Interview with Market Maker Harry Yeh


We recently had the opportunity to interview Harry Yeh, Managing Partner at Binary Fintech Group, who brings over seven years of experience in the cryptocurrency trading industry.

Binary Fintech Group, initially established as an Over-the-Counter (OTC) trading desk, caters to a select group of crypto traders. Recently, leveraging the capabilities of Hummingbot, they have embarked on implementing high-frequency market making strategies.

In this post, we share key excerpts from our video interview, wherein Harry imparts valuable insights into the nuances of crypto algorithmic trading and market making.

Entering the Realm of High-Frequency Market Making

"Human capacity is inherently limited by time. While we operate on the scale of hours and minutes, computers excel in handling seconds, microseconds, and even milliseconds. This ability to compress time and have computers execute trades efficiently is what drew us to electronic market making.

In the realm of traditional markets, electronic trading has been pivotal. For instance, Renaissance Capital once accounted for a staggering 30% of NASDAQ's volume, largely due to their electronic market making strategies.

My journey into electronic trading began in 2008, sparked by a conversation with a hedge fund manager. This encounter solidified my belief in the future of electronic trading."

Integrating Hummingbot into Our Operations

"It is imperative to have a solid grasp of trading principles before employing Hummingbot. Our success with Hummingbot stems from a deep understanding of trading dynamics.

Hummingbot, in our organization, is akin to an additional trader. It is a powerful tool, but like handing someone the keys to a Lamborghini without teaching them how to drive, it requires a thorough understanding of its mechanics. This includes knowledge of limit orders, bid-ask spreads, various parameters, order cancellations, and order levels."

The Inspiration Behind the 'Hanging Orders' Feature

"In our Hummingbot strategies, I sometimes allow orders to remain on the book for extended periods, believing in the bell-shaped nature of the market. It's often advantageous to maintain open limit orders rather than canceling them, as it lets the market dynamics play out.

A common misconception is the nature of market movements. Understanding that markets move in waves allows for strategic placement of limit orders, which can yield profits as the market fluctuates. While it's possible to refresh these orders, I find that over-frequent refreshment can lead to suboptimal outcomes, such as being caught on one side of the trade. Therefore, we sometimes set Hummingbot to not cancel orders, employing exceptionally long refresh times to encourage order fulfillment."

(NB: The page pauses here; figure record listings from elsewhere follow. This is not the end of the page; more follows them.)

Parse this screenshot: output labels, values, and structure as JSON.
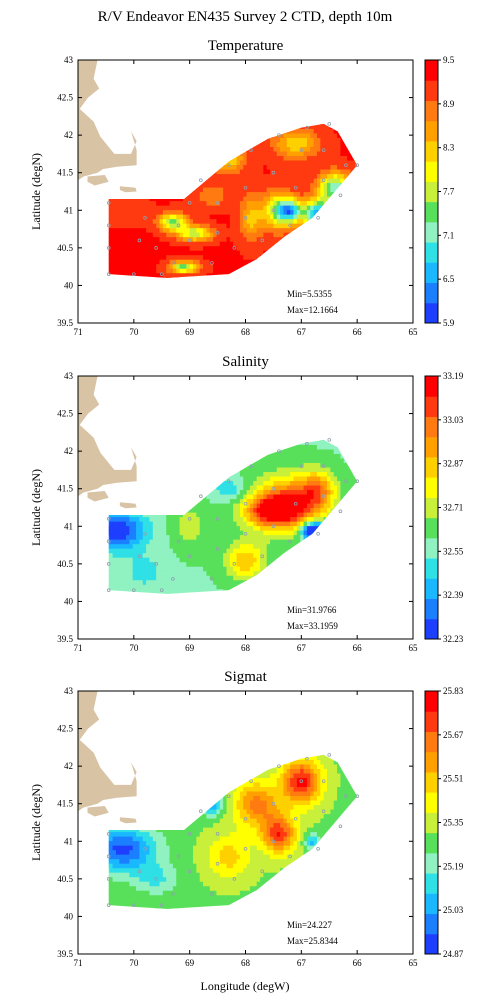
{
  "figure": {
    "title": "R/V Endeavor EN435 Survey 2 CTD, depth 10m",
    "xlabel": "Longitude (degW)",
    "ylabel": "Latitude (degN)"
  },
  "colors": {
    "land": "#d8c3a5",
    "station": "#8fa0b0",
    "colormap": [
      "#1f3fff",
      "#1b7fff",
      "#19b8ff",
      "#2fe0e6",
      "#8ff2c0",
      "#59e05a",
      "#c8f03a",
      "#ffff00",
      "#ffd000",
      "#ffa000",
      "#ff7a10",
      "#ff3a10",
      "#ff0000"
    ]
  },
  "chart_data": [
    {
      "type": "heatmap",
      "title": "Temperature",
      "xlim": [
        71,
        65
      ],
      "ylim": [
        39.5,
        43
      ],
      "x_ticks": [
        "71",
        "70",
        "69",
        "68",
        "67",
        "66",
        "65"
      ],
      "y_ticks": [
        "39.5",
        "40",
        "40.5",
        "41",
        "41.5",
        "42",
        "42.5",
        "43"
      ],
      "colorbar_ticks": [
        "5.9",
        "6.5",
        "7.1",
        "7.7",
        "8.3",
        "8.9",
        "9.5"
      ],
      "colorbar_range": [
        5.9,
        9.5
      ],
      "min_text": "Min=5.5355",
      "max_text": "Max=12.1664",
      "grid": false
    },
    {
      "type": "heatmap",
      "title": "Salinity",
      "xlim": [
        71,
        65
      ],
      "ylim": [
        39.5,
        43
      ],
      "x_ticks": [
        "71",
        "70",
        "69",
        "68",
        "67",
        "66",
        "65"
      ],
      "y_ticks": [
        "39.5",
        "40",
        "40.5",
        "41",
        "41.5",
        "42",
        "42.5",
        "43"
      ],
      "colorbar_ticks": [
        "32.23",
        "32.39",
        "32.55",
        "32.71",
        "32.87",
        "33.03",
        "33.19"
      ],
      "colorbar_range": [
        32.23,
        33.19
      ],
      "min_text": "Min=31.9766",
      "max_text": "Max=33.1959",
      "grid": false
    },
    {
      "type": "heatmap",
      "title": "Sigmat",
      "xlim": [
        71,
        65
      ],
      "ylim": [
        39.5,
        43
      ],
      "x_ticks": [
        "71",
        "70",
        "69",
        "68",
        "67",
        "66",
        "65"
      ],
      "y_ticks": [
        "39.5",
        "40",
        "40.5",
        "41",
        "41.5",
        "42",
        "42.5",
        "43"
      ],
      "colorbar_ticks": [
        "24.87",
        "25.03",
        "25.19",
        "25.35",
        "25.51",
        "25.67",
        "25.83"
      ],
      "colorbar_range": [
        24.87,
        25.83
      ],
      "min_text": "Min=24.227",
      "max_text": "Max=25.8344",
      "grid": false
    }
  ]
}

"Volatility is an aspect I particularly enjoy. Effective market making thrives in a ranging market. In volatile conditions, it is crucial to configure wider spreads.

Managing volatility involves scaling in and out of positions and possibly hedging with futures for more advanced strategies. However, the fundamental approach is to trade within one's comfort zone and avoid overextension.

Currently, our operations include market making for Bitcoin within specific price ranges. In these scenarios, human judgment plays a critical role in deciding whether to continue with automated strategies or intervene manually, based on market trends and predictions."